Kamis, 08 September 2011

Diary Depresiku




"Sialan.... " Itu merupakan kata terakhir ayah yng di dengar oleh telingaku ini. "Semenjak permasalah itu ( saya juga tidak tahu masalah apa) ayah sering bertengkar dengan Ibu sampai akhirnya Ibu tidak tahan dengan kelakuan suaminya di rumah. Panci, piring bahkan pisau di lempar oleh Ibu untuk menikap muka ayah yang tidak bisa di maafkan itu. Tidak jarang suara itu membuat seisi rumah menjadi seperti tertimpa gempa dan tidak jarang pula mengganggu saya sebagai anak tunggal yang tidak punya saudra kandung ini tergangggu saat belajar. Untuk mendapat kan nilai 6 aja susah apalagi harus diatas KKM ( ketuntasan setiap mata pelajaran), itulah yang aku alami sebagai seorang pelajar di sekolah. Sekolah swasta yang aku tempati sekarang ini telah menvonisku untuk tidak naik kelas ke kelas XI tahun depan.
Walaupun aku telah meminta kepada orang tua ku untuk memanggil guru les tapi permintaan itu bagaikan angin yang berhembus dari telinga kiri ke telinga kanan. Mereka hanya memikirkan pertengkaran mereka, aku pun sebagai anak nya tidak lah tinggal diam, dengan kenyataan seperti ini.
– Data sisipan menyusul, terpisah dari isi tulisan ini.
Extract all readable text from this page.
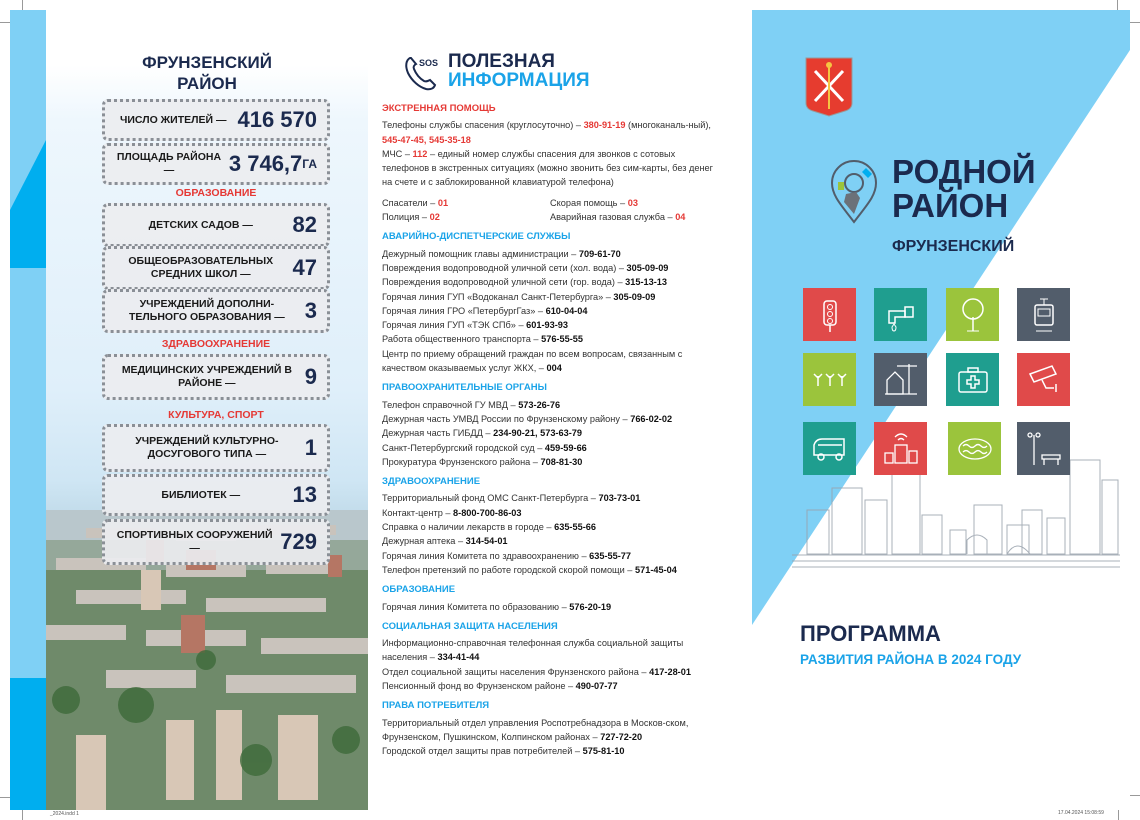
ФРУНЗЕНСКИЙ
РАЙОН
ЧИСЛО ЖИТЕЛЕЙ — 416 570
ПЛОЩАДЬ РАЙОНА —	3 746,7 ГА
ОБРАЗОВАНИЕ
ДЕТСКИХ САДОВ —	82
ОБЩЕОБРАЗОВАТЕЛЬНЫХ СРЕДНИХ ШКОЛ —	47
УЧРЕЖДЕНИЙ ДОПОЛНИ-ТЕЛЬНОГО ОБРАЗОВАНИЯ — 3
ЗДРАВООХРАНЕНИЕ
МЕДИЦИНСКИХ УЧРЕЖДЕНИЙ В РАЙОНЕ —	9
КУЛЬТУРА, СПОРТ
УЧРЕЖДЕНИЙ КУЛЬТУРНО-ДОСУГОВОГО ТИПА —	1
БИБЛИОТЕК —	13
СПОРТИВНЫХ СООРУЖЕНИЙ —	729
SOS ПОЛЕЗНАЯ
ИНФОРМАЦИЯ
ЭКСТРЕННАЯ ПОМОЩЬ
Телефоны службы спасения (круглосуточно) – 380-91-19 (многоканаль-ный), 545-47-45, 545-35-18
МЧС – 112 – единый номер службы спасения для звонков с сотовых телефонов в экстренных ситуациях (можно звонить без сим-карты, без денег на счете и с заблокированной клавиатурой телефона)
Спасатели – 01	Скорая помощь – 03
Полиция – 02	Аварийная газовая служба – 04
АВАРИЙНО-ДИСПЕТЧЕРСКИЕ СЛУЖБЫ
Дежурный помощник главы администрации – 709-61-70
Повреждения водопроводной уличной сети (хол. вода) – 305-09-09
Повреждения водопроводной уличной сети (гор. вода) – 315-13-13
Горячая линия ГУП «Водоканал Санкт-Петербурга» – 305-09-09
Горячая линия ГРО «ПетербургГаз» – 610-04-04
Горячая линия ГУП «ТЭК СПб» – 601-93-93
Работа общественного транспорта – 576-55-55
Центр по приему обращений граждан по всем вопросам, связанным с качеством оказываемых услуг ЖКХ, – 004
ПРАВООХРАНИТЕЛЬНЫЕ ОРГАНЫ
Телефон справочной ГУ МВД – 573-26-76
Дежурная часть УМВД России по Фрунзенскому району – 766-02-02
Дежурная часть ГИБДД – 234-90-21, 573-63-79
Санкт-Петербургский городской суд – 459-59-66
Прокуратура Фрунзенского района – 708-81-30
ЗДРАВООХРАНЕНИЕ
Территориальный фонд ОМС Санкт-Петербурга – 703-73-01
Контакт-центр – 8-800-700-86-03
Справка о наличии лекарств в городе – 635-55-66
Дежурная аптека – 314-54-01
Горячая линия Комитета по здравоохранению – 635-55-77
Телефон претензий по работе городской скорой помощи – 571-45-04
ОБРАЗОВАНИЕ
Горячая линия Комитета по образованию – 576-20-19
СОЦИАЛЬНАЯ ЗАЩИТА НАСЕЛЕНИЯ
Информационно-справочная телефонная служба социальной защиты населения – 334-41-44
Отдел социальной защиты населения Фрунзенского района – 417-28-01
Пенсионный фонд во Фрунзенском районе – 490-07-77
ПРАВА ПОТРЕБИТЕЛЯ
Территориальный отдел управления Роспотребнадзора в Москов-ском, Фрунзенском, Пушкинском, Колпинском районах – 727-72-20
Городской отдел защиты прав потребителей – 575-81-10
РОДНОЙ
РАЙОН
ФРУНЗЕНСКИЙ
ПРОГРАММА
РАЗВИТИЯ РАЙОНА В 2024 ГОДУ
_2024.indd 1	17.04.2024 15:08:59
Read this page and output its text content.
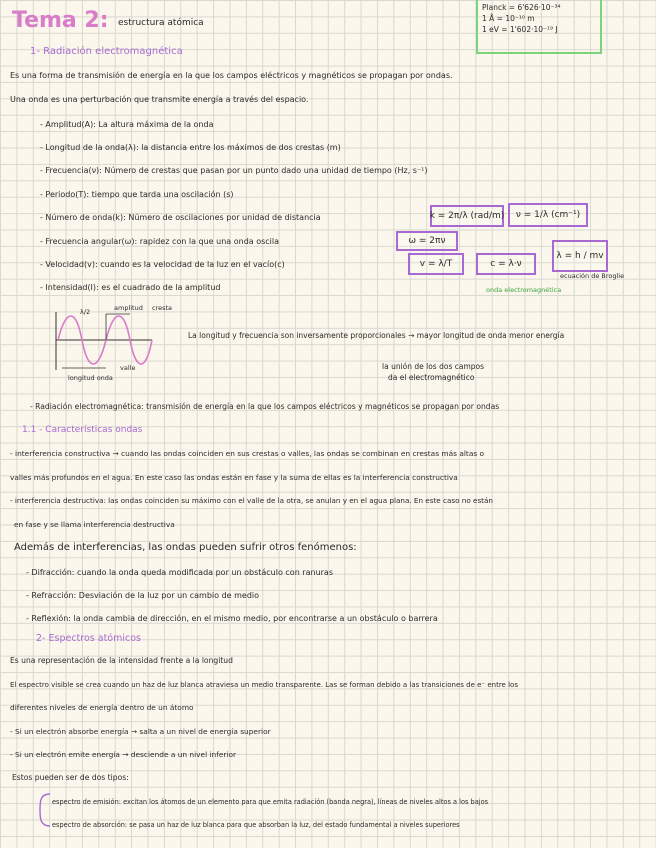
Tema 2: estructura atómica
Planck = 6'626·10⁻³⁴
1 Å = 10⁻¹⁰ m
1 eV = 1'602·10⁻¹⁹ J
1- Radiación electromagnética
Es una forma de transmisión de energía en la que los campos eléctricos y magnéticos se propagan por ondas.
Una onda es una perturbación que transmite energía a través del espacio.
- Amplitud(A): La altura máxima de la onda
- Longitud de la onda(λ): la distancia entre los máximos de dos crestas (m)
- Frecuencia(ν): Número de crestas que pasan por un punto dado una unidad de tiempo (Hz, s⁻¹)
- Periodo(T): tiempo que tarda una oscilación (s)
- Número de onda(k): Número de oscilaciones por unidad de distancia
- Frecuencia angular(ω): rapidez con la que una onda oscila
- Velocidad(v): cuando es la velocidad de la luz en el vacío(c)
- Intensidad(I): es el cuadrado de la amplitud
k = 2π/λ (rad/m)	ν = 1/λ (cm⁻¹)
ω = 2πν
v = λ/T	c = λ·ν
λ = h / mv
onda electromagnética
ecuación de Broglie
amplitud cresta
λ/2
valle
longitud onda
La longitud y frecuencia son inversamente proporcionales → mayor longitud de onda menor energía
la unión de los dos campos
da el electromagnético
- Radiación electromagnética: transmisión de energía en la que los campos eléctricos y magnéticos se propagan por ondas
1.1 - Características ondas
- interferencia constructiva → cuando las ondas coinciden en sus crestas o valles, las ondas se combinan en crestas más altas o
valles más profundos en el agua. En este caso las ondas están en fase y la suma de ellas es la interferencia constructiva
- interferencia destructiva: las ondas coinciden su máximo con el valle de la otra, se anulan y en el agua plana. En este caso no están
en fase y se llama interferencia destructiva
Además de interferencias, las ondas pueden sufrir otros fenómenos:
- Difracción: cuando la onda queda modificada por un obstáculo con ranuras
- Refracción: Desviación de la luz por un cambio de medio
- Reflexión: la onda cambia de dirección, en el mismo medio, por encontrarse a un obstáculo o barrera
2- Espectros atómicos
Es una representación de la intensidad frente a la longitud
El espectro visible se crea cuando un haz de luz blanca atraviesa un medio transparente. Las se forman debido a las transiciones de e⁻ entre los
diferentes niveles de energía dentro de un átomo
- Si un electrón absorbe energía → salta a un nivel de energía superior
- Si un electrón emite energía → desciende a un nivel inferior
Estos pueden ser de dos tipos:
espectro de emisión: excitan los átomos de un elemento para que emita radiación (banda negra), líneas de niveles altos a los bajos
espectro de absorción: se pasa un haz de luz blanca para que absorban la luz, del estado fundamental a niveles superiores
Walau harus terdorong oleh ayah, terlempar piring ibu aku setiap harinya harus melerai mereka. Meski ini merupakan hal sia-sia, karena pertengkaran ini akan bersambung di keesokan harinya setelah ayah pulang dari kantornya.  Aku harus bagaimana? Tidak ada cara untuk mereka selain memisahkan keduanya seperti air dan minyak yang telah lama bersatu lalu di pisahkan.

Ya.... Sudahlah tidak usah di pikirkan lagi. Setelah 2 minggu aku memikirkan cara untuk memperbaiki hubungan mereka  Ayah sudah tiada, sebelum ibu ingin menceraikannya ,ayah meminum obat serangga di kamarnya terlebih dahulu. Lalu sejak itu semua berubah, mulai dari suasana di rumah menjadi begitu sepi dan kosong seperti tidak ada kehidupan, karena Ibu terus bekerja untuk menghidupi aku dan dirinya yang sudah hampir bau tanah itu. Ya ini tidak berlangsung lama kekosongan kepala keluarga dirumah akhirnya menjadi lebih suram dan hening ketika ibu dan aku memberi rumah ku kepada dept kolektor, yang menagih utang-utang ayah yang begitu banyak.

Diakhir bulan setelah sepeninggal ayah kami pindah menuju ke tempat yang lebih kecil dari rumah kami sebelumnya. Namun karena ibu hanya mempunyai uang untuk kehidupan sehari-hari, aku pun terpaksa untuk putus sekolah dari sekolah swasta aku itu. Tapi berbagai masalah terjadi ketika kami pindah ke rumah kecil itu, usaha dagang nasi goreng Ibu yang setiap harinya aku ikut membantu memasak akhirnya bangkrut karena rasanya yang tawar. Sedangkan kami harus menyetor uang sewaan kepada pemilik rumah kecil yang kami tempati. Pada akhir ketika ibu tidak tahan dengan masalah yang datang bertubi-tubi menimpa kami, Ia pun mengikuti cara suaminya yang sangat berdosa dimata tuhan itu. Dengan tindakan yang di lakukan oleh orang tua ku memang membuat ku lebih menderita, tidak ada keluarga dan saudara ku yang menerima ku selayaknya anak mereka. Mereka hanya membirkan kan ku seperti ini.... Ya..... Seperti ini. Sebagai anak jalan.......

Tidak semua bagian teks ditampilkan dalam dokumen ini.